Samford University hosted its second biennial conference on Teaching the Christian Intellectual Tradition Oct. 6–8. The conference series is designed to encourage excellence in undergraduate teaching across the curriculum, with a particular emphasis on core curriculum and general education courses.
This year, it brought together almost 100 people, including scholars from 15 institutions, to think about how to help students understand the importance of the Protestant Reformations. University Professor and conference cochair Chris Metress said it was also an opportunity for participants to question assumptions about the Reformations, test them to see if they hold up and possibly to rethink them — to do for themselves “what the very best teachers do” for their students.
Reformations scholars R. Ward Holder of St. Anselm College and G. Sujin Pak of Duke Divinity School presented keynote addresses. Breakout sessions explored aspects of the Reformations ranging across a variety of subjects and disciplines.
David Barbee, a session presenter from The University of Findlay’s Winebrenner Theological Seminary, said that even some seminary students lack the historical context of the Reformations. He said he hoped to take home some ideas about using literature to help them engage with the subject.
Many Samford core curriculum faculty took part in the conference, including Bridget Rose, who has a unique perspective on the challenges of teaching the Reformations. “I’m interested in the Christian intellectual tradition, personally, but I think the value of the conference for me is the focus on teaching,” Rose said. “In my role as director of the Academic Success Center, I see that students’ experiences in a Cultural Perspectives (CP) class can have an impact on their first-year success,” she said.

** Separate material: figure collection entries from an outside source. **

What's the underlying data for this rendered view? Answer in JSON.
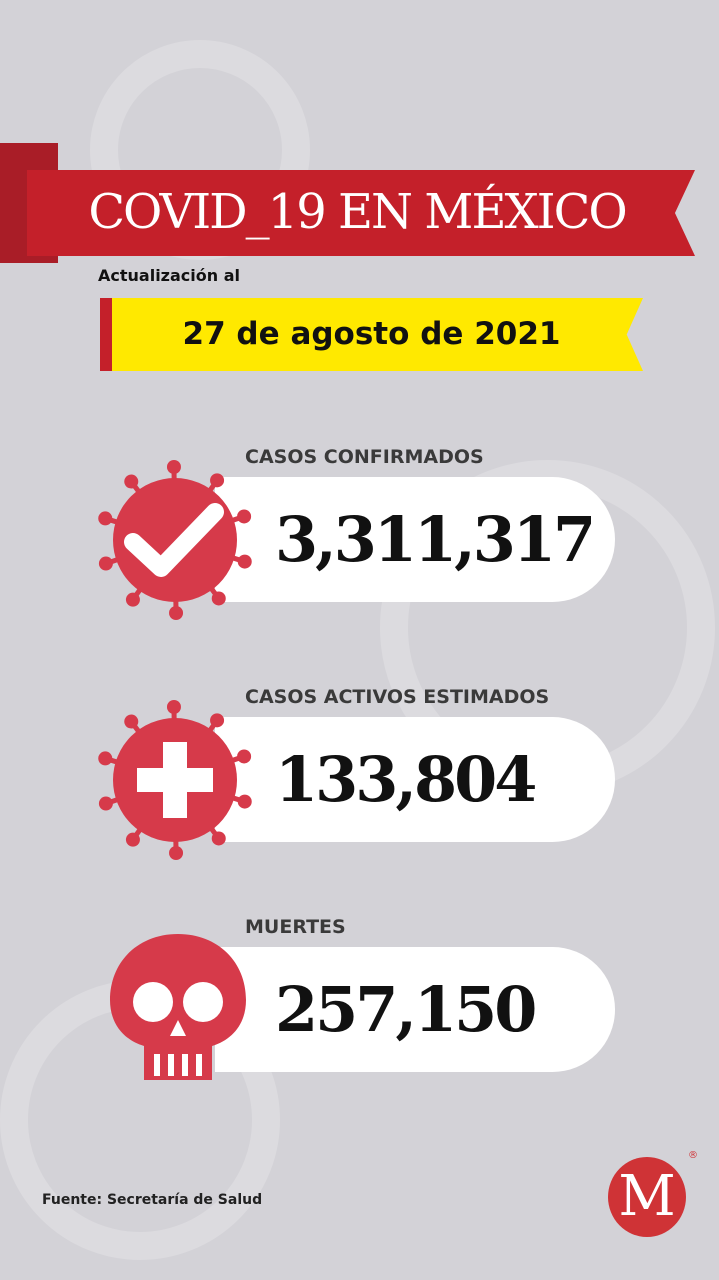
{
  "header": {
    "title": "COVID_19 EN MÉXICO",
    "update_label": "Actualización al",
    "date": "27 de agosto de 2021"
  },
  "stats": [
    {
      "label": "CASOS CONFIRMADOS",
      "value": "3,311,317",
      "icon": "virus-check-icon"
    },
    {
      "label": "CASOS ACTIVOS ESTIMADOS",
      "value": "133,804",
      "icon": "virus-plus-icon"
    },
    {
      "label": "MUERTES",
      "value": "257,150",
      "icon": "skull-icon"
    }
  ],
  "footer": {
    "source": "Fuente: Secretaría de Salud",
    "logo_letter": "M",
    "logo_mark": "®"
  },
  "colors": {
    "red": "#c4202a",
    "yellow": "#ffe900",
    "icon_red": "#d63a4a",
    "background": "#d3d2d7"
  }
}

For Rose, former curator of Beeson Divinity School’s Hodges Chapel, helping her CP students have a positive experience with the Reformations includes guiding them through that sacred space. The point is partly to show students the Reformation figures depicted in the chapel, but mainly to help them understand how that space represents a unique perspective on what they’re learning in class.
“The same skill set that I want students to take to a text, I also want them to take to space and works of art, because then they’re learning a skill, not just learning how to answer the questions,” Rose said. “I have them read the space.”
Rose did the same in a special session for conference participants, challenging them to think about how they would use Hodges Chapel or their own institution’s spaces to help 21st-century students connect with a 500-year-old theological revolution. She noted that Beeson Divinity School Dean Timothy George has called Hodges Chapel “a sermon in stone.” It also can be an “interactive lesson plan,” she said, and a unique way to enrich the study of the cultural milestone under examination at the conference.